Dean: Do you think law should be guided by morals?
Me: Well, in most societies, killing people is criminal. If the law says its bad, then isn't that a moral judgment?
Dean: What do you think are the limits of government when it comes to interfering with citizens' lives? Is there a limit?
Me: Well, if you dig deep in political theory, and this may be a bit libertarian, as long as an individual's personal choices don't harm others, then she should be free to do as she will.
Dean: What if she harms herself?
Me: As far as I know, attempted suicide is not criminal in any society.
Dean: Don't you think the state should intervene in certain cases?
Me: This assumes the government knows best. Isn't that a bit totalitarian?
Dean: What are your guiding principles?
Me: (very careful answer here) I don't use religious terms as others do. Christians will be comfortable saying they seek guidance from God. I use other terms...like signposts. I am modern in that I feel I make my own destiny. But sometimes things happen to me that I feel were just meant to be.
Dean: What do you think constitutes good governance?

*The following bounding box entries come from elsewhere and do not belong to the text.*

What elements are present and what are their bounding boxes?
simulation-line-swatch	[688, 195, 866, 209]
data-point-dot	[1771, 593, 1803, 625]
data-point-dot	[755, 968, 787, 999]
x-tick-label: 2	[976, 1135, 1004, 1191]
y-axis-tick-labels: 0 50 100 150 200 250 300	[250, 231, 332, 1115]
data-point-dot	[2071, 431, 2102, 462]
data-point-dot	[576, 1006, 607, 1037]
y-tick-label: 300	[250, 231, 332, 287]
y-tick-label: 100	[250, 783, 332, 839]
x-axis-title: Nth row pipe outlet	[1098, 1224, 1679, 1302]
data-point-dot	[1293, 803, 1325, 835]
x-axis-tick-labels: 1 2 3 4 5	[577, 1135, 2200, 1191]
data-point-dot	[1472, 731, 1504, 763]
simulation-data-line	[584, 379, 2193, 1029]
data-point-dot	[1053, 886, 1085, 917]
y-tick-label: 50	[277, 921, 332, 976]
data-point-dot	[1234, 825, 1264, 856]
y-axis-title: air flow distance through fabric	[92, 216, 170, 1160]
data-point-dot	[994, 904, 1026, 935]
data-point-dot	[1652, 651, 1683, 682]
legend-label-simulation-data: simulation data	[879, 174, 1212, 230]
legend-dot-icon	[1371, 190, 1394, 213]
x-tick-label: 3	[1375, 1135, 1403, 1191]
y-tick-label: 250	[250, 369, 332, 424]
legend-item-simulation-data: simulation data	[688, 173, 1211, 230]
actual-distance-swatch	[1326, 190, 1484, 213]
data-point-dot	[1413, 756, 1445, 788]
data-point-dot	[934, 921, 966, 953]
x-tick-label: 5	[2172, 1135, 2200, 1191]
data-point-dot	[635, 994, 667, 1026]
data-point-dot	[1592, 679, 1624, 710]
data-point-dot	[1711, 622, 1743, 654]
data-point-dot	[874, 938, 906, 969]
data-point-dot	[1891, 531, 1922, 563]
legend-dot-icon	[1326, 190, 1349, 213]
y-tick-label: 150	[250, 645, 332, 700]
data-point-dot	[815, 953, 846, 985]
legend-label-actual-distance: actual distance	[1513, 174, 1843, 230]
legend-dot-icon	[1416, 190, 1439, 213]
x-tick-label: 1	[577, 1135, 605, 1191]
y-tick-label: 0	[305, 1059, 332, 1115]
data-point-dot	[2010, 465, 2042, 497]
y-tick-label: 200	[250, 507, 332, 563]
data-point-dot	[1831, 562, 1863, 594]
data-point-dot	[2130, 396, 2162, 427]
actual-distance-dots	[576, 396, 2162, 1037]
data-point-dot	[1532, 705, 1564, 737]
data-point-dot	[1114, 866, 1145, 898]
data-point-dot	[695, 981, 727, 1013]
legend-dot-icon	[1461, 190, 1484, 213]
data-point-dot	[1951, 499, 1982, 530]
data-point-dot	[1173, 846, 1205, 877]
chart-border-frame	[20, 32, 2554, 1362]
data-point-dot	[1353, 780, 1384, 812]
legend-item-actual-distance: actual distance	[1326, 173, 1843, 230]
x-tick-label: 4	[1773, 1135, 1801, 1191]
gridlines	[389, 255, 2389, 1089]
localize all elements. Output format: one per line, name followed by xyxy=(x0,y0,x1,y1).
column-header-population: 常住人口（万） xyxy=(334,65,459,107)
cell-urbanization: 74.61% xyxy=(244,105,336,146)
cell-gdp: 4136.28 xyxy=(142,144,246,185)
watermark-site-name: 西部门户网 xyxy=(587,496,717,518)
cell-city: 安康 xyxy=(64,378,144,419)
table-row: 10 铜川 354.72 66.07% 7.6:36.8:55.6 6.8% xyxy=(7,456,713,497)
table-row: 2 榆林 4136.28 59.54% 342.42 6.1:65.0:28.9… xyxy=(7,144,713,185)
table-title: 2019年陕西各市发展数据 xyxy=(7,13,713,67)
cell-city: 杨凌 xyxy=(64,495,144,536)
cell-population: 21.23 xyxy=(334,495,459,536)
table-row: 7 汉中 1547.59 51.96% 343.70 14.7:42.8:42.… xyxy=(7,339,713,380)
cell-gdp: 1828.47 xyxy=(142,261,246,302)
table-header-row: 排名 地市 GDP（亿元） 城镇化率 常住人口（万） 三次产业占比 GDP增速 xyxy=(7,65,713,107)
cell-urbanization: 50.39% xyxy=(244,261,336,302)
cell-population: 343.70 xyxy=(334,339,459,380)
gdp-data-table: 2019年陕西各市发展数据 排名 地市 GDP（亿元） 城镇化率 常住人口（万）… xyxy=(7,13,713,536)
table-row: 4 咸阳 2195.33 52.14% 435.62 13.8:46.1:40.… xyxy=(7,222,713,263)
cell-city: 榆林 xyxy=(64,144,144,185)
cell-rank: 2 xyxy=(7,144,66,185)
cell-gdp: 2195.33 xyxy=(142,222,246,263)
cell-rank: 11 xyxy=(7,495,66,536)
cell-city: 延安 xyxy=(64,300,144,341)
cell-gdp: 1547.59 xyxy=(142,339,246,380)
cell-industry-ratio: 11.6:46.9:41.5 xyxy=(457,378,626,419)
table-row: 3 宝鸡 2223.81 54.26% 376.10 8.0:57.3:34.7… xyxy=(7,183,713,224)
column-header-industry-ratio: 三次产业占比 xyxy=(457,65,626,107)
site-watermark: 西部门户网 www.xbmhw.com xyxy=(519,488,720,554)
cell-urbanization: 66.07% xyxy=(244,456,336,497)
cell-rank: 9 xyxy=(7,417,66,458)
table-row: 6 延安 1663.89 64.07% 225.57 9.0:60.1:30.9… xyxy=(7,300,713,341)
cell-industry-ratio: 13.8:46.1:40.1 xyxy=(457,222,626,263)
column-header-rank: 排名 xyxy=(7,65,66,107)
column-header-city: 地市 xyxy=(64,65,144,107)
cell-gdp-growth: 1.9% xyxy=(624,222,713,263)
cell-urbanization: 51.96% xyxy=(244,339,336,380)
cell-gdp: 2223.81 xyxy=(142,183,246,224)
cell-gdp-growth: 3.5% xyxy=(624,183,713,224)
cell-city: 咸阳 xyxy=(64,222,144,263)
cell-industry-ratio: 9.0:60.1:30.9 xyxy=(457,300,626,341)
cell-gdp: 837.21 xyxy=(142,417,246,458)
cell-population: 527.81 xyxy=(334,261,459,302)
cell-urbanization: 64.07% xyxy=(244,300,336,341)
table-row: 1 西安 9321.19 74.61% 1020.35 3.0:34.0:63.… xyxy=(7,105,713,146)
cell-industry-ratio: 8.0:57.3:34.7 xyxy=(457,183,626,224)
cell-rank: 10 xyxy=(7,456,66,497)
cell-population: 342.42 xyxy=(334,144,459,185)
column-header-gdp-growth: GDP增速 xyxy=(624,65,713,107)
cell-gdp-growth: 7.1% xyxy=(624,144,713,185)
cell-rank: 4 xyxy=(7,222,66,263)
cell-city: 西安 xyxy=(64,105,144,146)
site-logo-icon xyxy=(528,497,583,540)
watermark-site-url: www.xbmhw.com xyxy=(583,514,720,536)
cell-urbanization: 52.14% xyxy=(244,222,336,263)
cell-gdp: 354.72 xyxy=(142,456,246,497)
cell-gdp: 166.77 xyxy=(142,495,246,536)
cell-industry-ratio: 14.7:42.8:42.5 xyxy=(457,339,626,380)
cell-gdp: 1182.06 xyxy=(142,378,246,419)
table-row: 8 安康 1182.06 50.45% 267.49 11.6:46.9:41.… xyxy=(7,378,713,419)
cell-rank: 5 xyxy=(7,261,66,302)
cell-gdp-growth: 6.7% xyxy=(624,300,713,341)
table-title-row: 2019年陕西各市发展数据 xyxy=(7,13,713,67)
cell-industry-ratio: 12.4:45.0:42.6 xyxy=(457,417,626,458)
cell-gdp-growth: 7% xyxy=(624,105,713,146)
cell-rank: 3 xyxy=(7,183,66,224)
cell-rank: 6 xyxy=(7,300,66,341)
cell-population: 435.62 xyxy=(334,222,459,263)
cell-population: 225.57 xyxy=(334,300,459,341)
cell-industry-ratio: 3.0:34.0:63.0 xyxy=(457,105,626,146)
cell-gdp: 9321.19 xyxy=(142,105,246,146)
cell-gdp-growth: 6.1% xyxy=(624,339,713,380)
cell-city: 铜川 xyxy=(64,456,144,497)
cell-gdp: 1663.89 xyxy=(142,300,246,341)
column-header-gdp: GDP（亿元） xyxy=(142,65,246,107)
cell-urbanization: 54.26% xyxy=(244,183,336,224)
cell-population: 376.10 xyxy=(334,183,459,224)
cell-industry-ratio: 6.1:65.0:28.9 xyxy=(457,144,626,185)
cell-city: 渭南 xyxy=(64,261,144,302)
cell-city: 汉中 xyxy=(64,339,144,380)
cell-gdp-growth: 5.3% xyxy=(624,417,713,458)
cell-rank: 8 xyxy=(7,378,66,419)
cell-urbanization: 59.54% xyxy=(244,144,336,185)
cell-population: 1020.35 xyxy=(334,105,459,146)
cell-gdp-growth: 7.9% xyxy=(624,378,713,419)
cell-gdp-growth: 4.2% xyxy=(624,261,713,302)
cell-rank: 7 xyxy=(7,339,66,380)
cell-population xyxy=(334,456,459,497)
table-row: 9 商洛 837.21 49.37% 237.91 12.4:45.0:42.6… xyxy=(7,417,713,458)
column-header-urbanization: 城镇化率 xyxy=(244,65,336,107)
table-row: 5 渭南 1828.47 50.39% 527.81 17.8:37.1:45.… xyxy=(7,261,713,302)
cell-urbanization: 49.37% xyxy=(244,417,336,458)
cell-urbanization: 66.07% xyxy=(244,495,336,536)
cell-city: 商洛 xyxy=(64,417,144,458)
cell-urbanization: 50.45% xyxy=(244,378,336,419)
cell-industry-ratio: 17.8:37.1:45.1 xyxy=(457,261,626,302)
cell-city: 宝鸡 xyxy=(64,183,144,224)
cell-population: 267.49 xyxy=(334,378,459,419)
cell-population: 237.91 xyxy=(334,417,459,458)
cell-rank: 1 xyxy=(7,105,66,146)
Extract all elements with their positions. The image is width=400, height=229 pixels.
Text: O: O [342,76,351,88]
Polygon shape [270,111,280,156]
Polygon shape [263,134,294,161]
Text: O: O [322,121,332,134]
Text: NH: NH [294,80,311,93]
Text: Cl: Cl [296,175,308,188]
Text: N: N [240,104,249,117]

Me: People in positions of leadership should be guided by democratic values. I call myself a democrat. What I mean by this is that at bottom, I believe human beings are all the same. Given the same opportunities, anyone can realise themselves to the full.
Dean: So, you like postmodernism?
Me: I used to teach French. So I like French thinkers. Its all language games really. Maybe the attraction was because I was a language teacher first.
Dean: What about it do you like exactly?
Me: That meaning is constructed between humans. As humans change, so does meaning.
Dean: Explain what you mean when you said you're a historical materialist.